Location
- Country: United States
- State: Delaware
- County: Sussex

Physical characteristics
- Source: Horse Pound Swamp Ditch divide
- • location: about 0.5 miles southwest of Bull Pine Corners, Delaware
- • coordinates: 38°41′00″N 075°25′58″W﻿ / ﻿38.68333°N 75.43278°W
- • elevation: 45 ft (14 m)
- Mouth: Deep Creek
- • location: about 3 miles southeast of Coverdale Crossroads, Delaware
- • coordinates: 38°41′07″N 075°28′48″W﻿ / ﻿38.68528°N 75.48000°W
- • elevation: 23 ft (7.0 m)
- Length: 4.28 mi (6.89 km)
- Basin size: 11.84 square miles (30.7 km^{2})
- • location: Deep Creek
- • average: 14.54 cu ft/s (0.412 m^{3}/s) at mouth with Deep Creek

Basin features
- Progression: Deep Creek → Nanticoke River → Chesapeake Bay → Atlantic Ocean
- River system: Nanticoke River
- • left: Raccoon Ditch
- • right: New Ditch Layton-Vaugh Ditch
- Bridges: E Trap Pond Road, US 9, Warrington Road, Asbury Road, Raccoon Ditch Road, Rum Bridge Road

= McColleys Branch =

Stream in Delaware, USA

McColleys Branch is a 4.28 mi long 2nd order tributary to Deep Creek in Sussex County, Delaware.
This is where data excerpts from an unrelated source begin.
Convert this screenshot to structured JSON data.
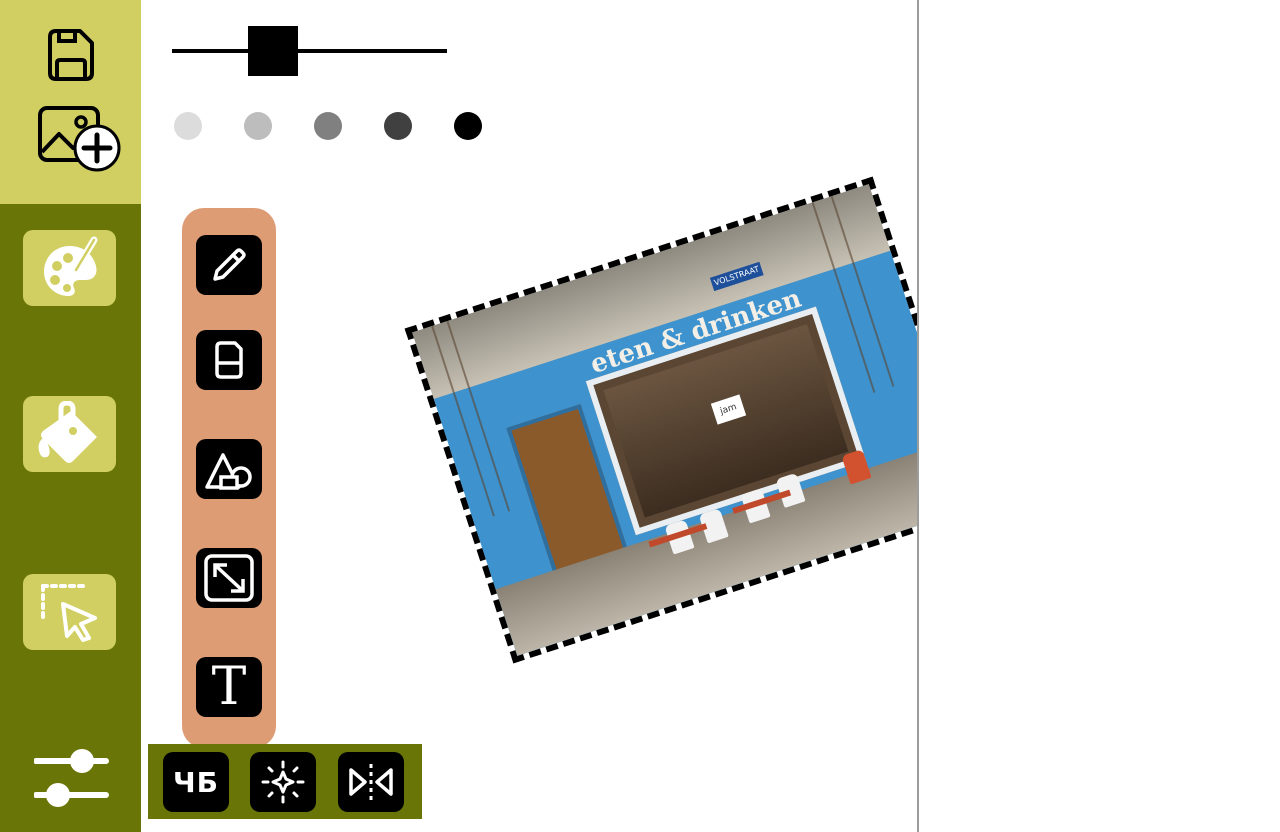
{
  "sidebar": {
    "top_buttons": [
      {
        "name": "save",
        "icon": "save-icon"
      },
      {
        "name": "add-image",
        "icon": "add-image-icon"
      }
    ],
    "main_buttons": [
      {
        "name": "palette",
        "icon": "palette-icon"
      },
      {
        "name": "fill",
        "icon": "paint-bucket-icon"
      },
      {
        "name": "select",
        "icon": "selection-pointer-icon"
      }
    ],
    "bottom_icon": "sliders-icon"
  },
  "brush": {
    "size_level": 0.36,
    "colors": [
      "#dcdcdc",
      "#bdbdbd",
      "#808080",
      "#404040",
      "#000000"
    ]
  },
  "tools": [
    {
      "name": "pencil",
      "icon": "pencil-icon"
    },
    {
      "name": "eraser",
      "icon": "eraser-icon"
    },
    {
      "name": "shapes",
      "icon": "shapes-icon"
    },
    {
      "name": "resize",
      "icon": "resize-icon"
    },
    {
      "name": "text",
      "icon": "text-icon",
      "glyph": "T"
    }
  ],
  "filters": {
    "bw_label": "ЧБ",
    "items": [
      {
        "name": "black-white",
        "icon": "bw-filter-icon"
      },
      {
        "name": "brightness",
        "icon": "brightness-sparkle-icon"
      },
      {
        "name": "mirror",
        "icon": "mirror-flip-icon"
      }
    ]
  },
  "photo": {
    "sign_text": "eten & drinken",
    "street_plate": "VOLSTRAAT",
    "window_logo": "jam"
  },
  "colors": {
    "sidebar_light": "#d1cf62",
    "sidebar_dark": "#6a7508",
    "tool_palette": "#de9c75",
    "icon_dark": "#000000"
  }
}
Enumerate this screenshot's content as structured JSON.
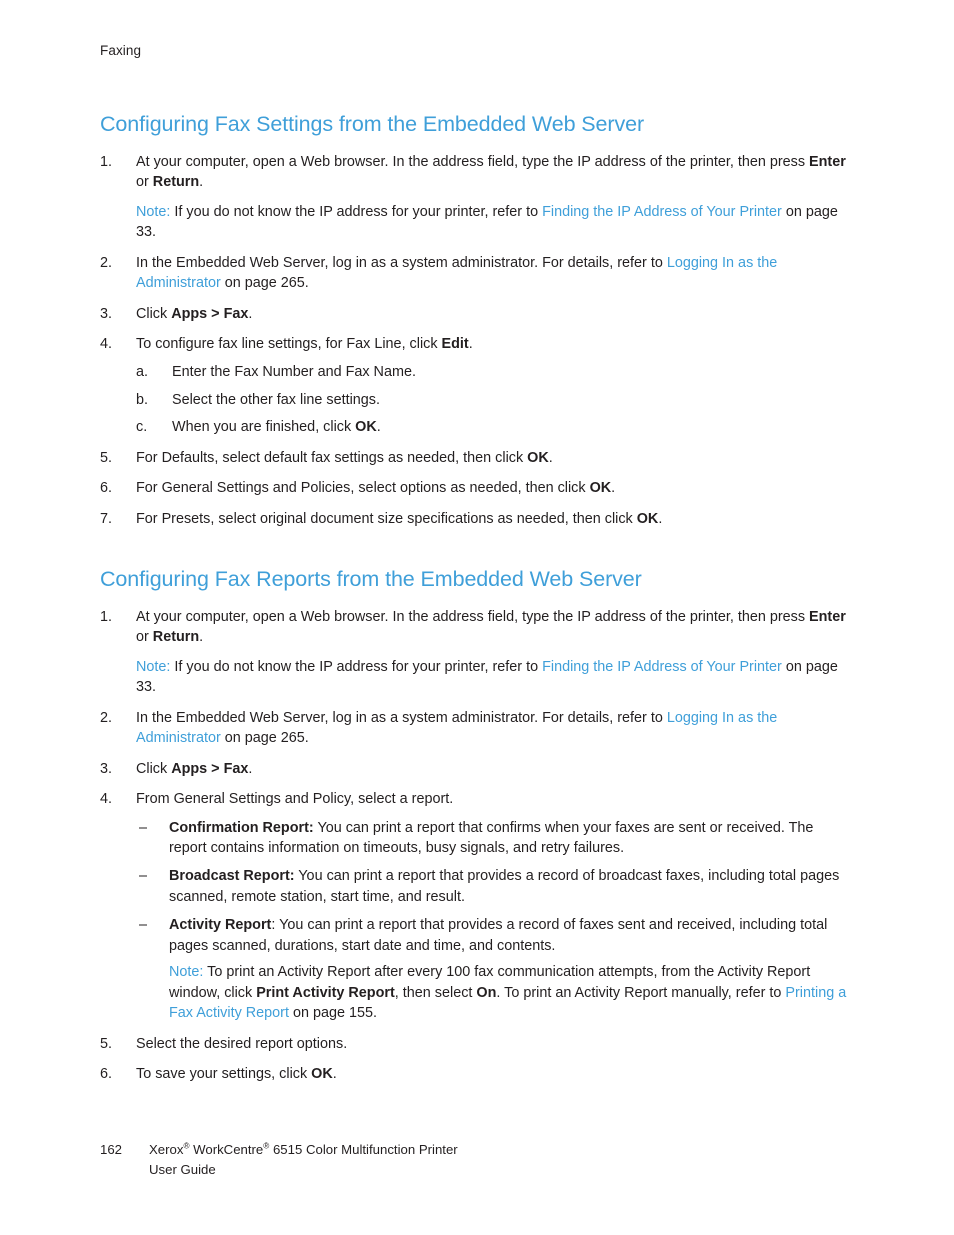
{
  "header": {
    "running_head": "Faxing"
  },
  "colors": {
    "heading_blue": "#3f9fd9",
    "link_blue": "#3f9fd9",
    "body_text": "#231f20"
  },
  "sections": [
    {
      "heading": "Configuring Fax Settings from the Embedded Web Server",
      "steps": [
        {
          "marker": "1.",
          "text_a": "At your computer, open a Web browser. In the address field, type the IP address of the printer, then press ",
          "bold_a": "Enter",
          "text_b": " or ",
          "bold_b": "Return",
          "text_c": ".",
          "note": {
            "label": "Note:",
            "text_a": " If you do not know the IP address for your printer, refer to ",
            "link": "Finding the IP Address of Your Printer",
            "text_b": " on page 33."
          }
        },
        {
          "marker": "2.",
          "text_a": "In the Embedded Web Server, log in as a system administrator. For details, refer to ",
          "link": "Logging In as the Administrator",
          "text_b": " on page 265."
        },
        {
          "marker": "3.",
          "text_a": "Click ",
          "bold_a": "Apps > Fax",
          "text_b": "."
        },
        {
          "marker": "4.",
          "text_a": "To configure fax line settings, for Fax Line, click ",
          "bold_a": "Edit",
          "text_b": ".",
          "substeps": [
            {
              "marker": "a.",
              "text_a": "Enter the Fax Number and Fax Name."
            },
            {
              "marker": "b.",
              "text_a": "Select the other fax line settings."
            },
            {
              "marker": "c.",
              "text_a": "When you are finished, click ",
              "bold_a": "OK",
              "text_b": "."
            }
          ]
        },
        {
          "marker": "5.",
          "text_a": "For Defaults, select default fax settings as needed, then click ",
          "bold_a": "OK",
          "text_b": "."
        },
        {
          "marker": "6.",
          "text_a": "For General Settings and Policies, select options as needed, then click ",
          "bold_a": "OK",
          "text_b": "."
        },
        {
          "marker": "7.",
          "text_a": "For Presets, select original document size specifications as needed, then click ",
          "bold_a": "OK",
          "text_b": "."
        }
      ]
    },
    {
      "heading": "Configuring Fax Reports from the Embedded Web Server",
      "steps": [
        {
          "marker": "1.",
          "text_a": "At your computer, open a Web browser. In the address field, type the IP address of the printer, then press ",
          "bold_a": "Enter",
          "text_b": " or ",
          "bold_b": "Return",
          "text_c": ".",
          "note": {
            "label": "Note:",
            "text_a": " If you do not know the IP address for your printer, refer to ",
            "link": "Finding the IP Address of Your Printer",
            "text_b": " on page 33."
          }
        },
        {
          "marker": "2.",
          "text_a": "In the Embedded Web Server, log in as a system administrator. For details, refer to ",
          "link": "Logging In as the Administrator",
          "text_b": " on page 265."
        },
        {
          "marker": "3.",
          "text_a": "Click ",
          "bold_a": "Apps > Fax",
          "text_b": "."
        },
        {
          "marker": "4.",
          "text_a": "From General Settings and Policy, select a report.",
          "bullets": [
            {
              "marker": "–",
              "bold_a": "Confirmation Report:",
              "text_a": " You can print a report that confirms when your faxes are sent or received. The report contains information on timeouts, busy signals, and retry failures."
            },
            {
              "marker": "–",
              "bold_a": "Broadcast Report:",
              "text_a": " You can print a report that provides a record of broadcast faxes, including total pages scanned, remote station, start time, and result."
            },
            {
              "marker": "–",
              "bold_a": "Activity Report",
              "text_a": ": You can print a report that provides a record of faxes sent and received, including total pages scanned, durations, start date and time, and contents.",
              "note": {
                "label": "Note:",
                "text_a": " To print an Activity Report after every 100 fax communication attempts, from the Activity Report window, click ",
                "bold_a": "Print Activity Report",
                "text_b": ", then select ",
                "bold_b": "On",
                "text_c": ". To print an Activity Report manually, refer to ",
                "link": "Printing a Fax Activity Report",
                "text_d": " on page 155."
              }
            }
          ]
        },
        {
          "marker": "5.",
          "text_a": "Select the desired report options."
        },
        {
          "marker": "6.",
          "text_a": "To save your settings, click ",
          "bold_a": "OK",
          "text_b": "."
        }
      ]
    }
  ],
  "footer": {
    "page_number": "162",
    "product_line_1_a": "Xerox",
    "product_line_1_sup1": "®",
    "product_line_1_b": " WorkCentre",
    "product_line_1_sup2": "®",
    "product_line_1_c": " 6515 Color Multifunction Printer",
    "product_line_2": "User Guide"
  }
}
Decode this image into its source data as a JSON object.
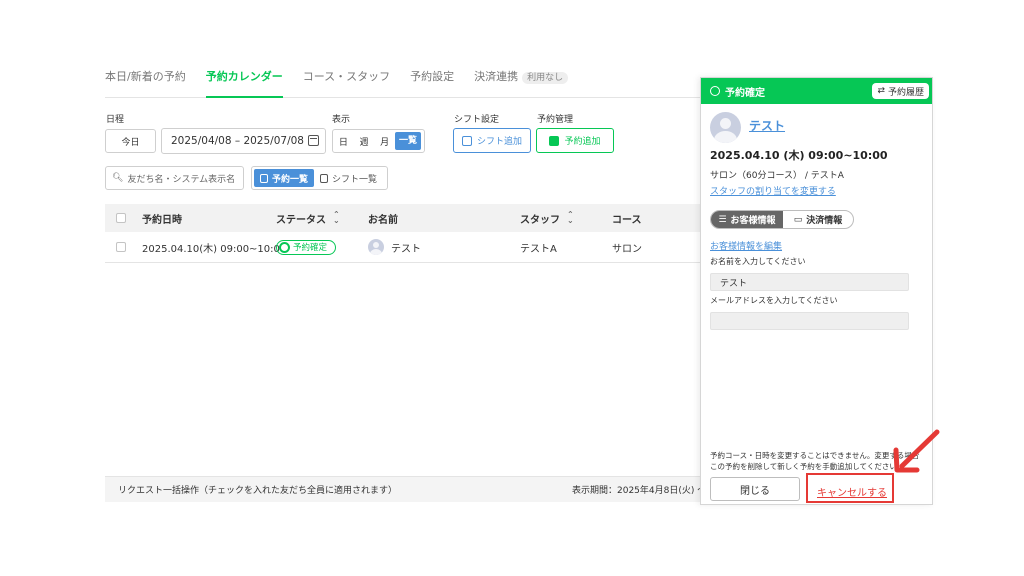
{
  "tabs": [
    {
      "label": "本日/新着の予約"
    },
    {
      "label": "予約カレンダー",
      "active": true
    },
    {
      "label": "コース・スタッフ"
    },
    {
      "label": "予約設定"
    },
    {
      "label": "決済連携",
      "badge": "利用なし"
    }
  ],
  "filters": {
    "schedule_label": "日程",
    "today_button": "今日",
    "date_range": "2025/04/08 – 2025/07/08",
    "display_label": "表示",
    "view_options": [
      "日",
      "週",
      "月",
      "一覧"
    ],
    "view_selected": "一覧",
    "shift_settings_label": "シフト設定",
    "add_shift_button": "シフト追加",
    "reservation_mgmt_label": "予約管理",
    "add_reservation_button": "予約追加",
    "search_placeholder": "友だち名・システム表示名",
    "list_toggle": {
      "reservations": "予約一覧",
      "shifts": "シフト一覧"
    }
  },
  "table": {
    "columns": {
      "datetime": "予約日時",
      "status": "ステータス",
      "name": "お名前",
      "staff": "スタッフ",
      "course": "コース"
    },
    "rows": [
      {
        "datetime": "2025.04.10(木) 09:00~10:00",
        "status": "予約確定",
        "name": "テスト",
        "staff": "テストA",
        "course": "サロン"
      }
    ]
  },
  "footer": {
    "bulk_text": "リクエスト一括操作（チェックを入れた友だち全員に適用されます）",
    "period_text": "表示期間：2025年4月8日(火) 〜"
  },
  "panel": {
    "header_title": "予約確定",
    "history_button": "予約履歴",
    "customer_name": "テスト",
    "datetime": "2025.04.10 (木) 09:00~10:00",
    "course_line": "サロン（60分コース） / テストA",
    "change_staff_link": "スタッフの割り当てを変更する",
    "tabs": {
      "customer": "お客様情報",
      "payment": "決済情報"
    },
    "edit_link": "お客様情報を編集",
    "name_label": "お名前を入力してください",
    "name_value": "テスト",
    "email_label": "メールアドレスを入力してください",
    "email_value": "",
    "note_line1": "予約コース・日時を変更することはできません。変更する場合",
    "note_line2": "この予約を削除して新しく予約を手動追加してください。",
    "close_button": "閉じる",
    "cancel_link": "キャンセルする"
  },
  "colors": {
    "brand_green": "#06c755",
    "accent_blue": "#4a90d9",
    "annotation_red": "#e53935"
  }
}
This is the only stream of this name in the United States.

==Variant names==
According to the Geographic Names Information System, it has also been known historically as:
- McColley Branch
- New Ditch

==Course==
McColleys Branch rises on the Horse Pound Swamp Ditch divide about 0.5 miles southwest of Bull Pine Corners, Delaware, and then flows northwesterly to join Deep Creek about 3 miles southeast of Coverdale Crossroads.

==Watershed==
McColleys Branch drains 11.84 sqmi of area, receives about 45.2 in/year of precipitation, has a wetness index of 708.10, and is about 22% forested.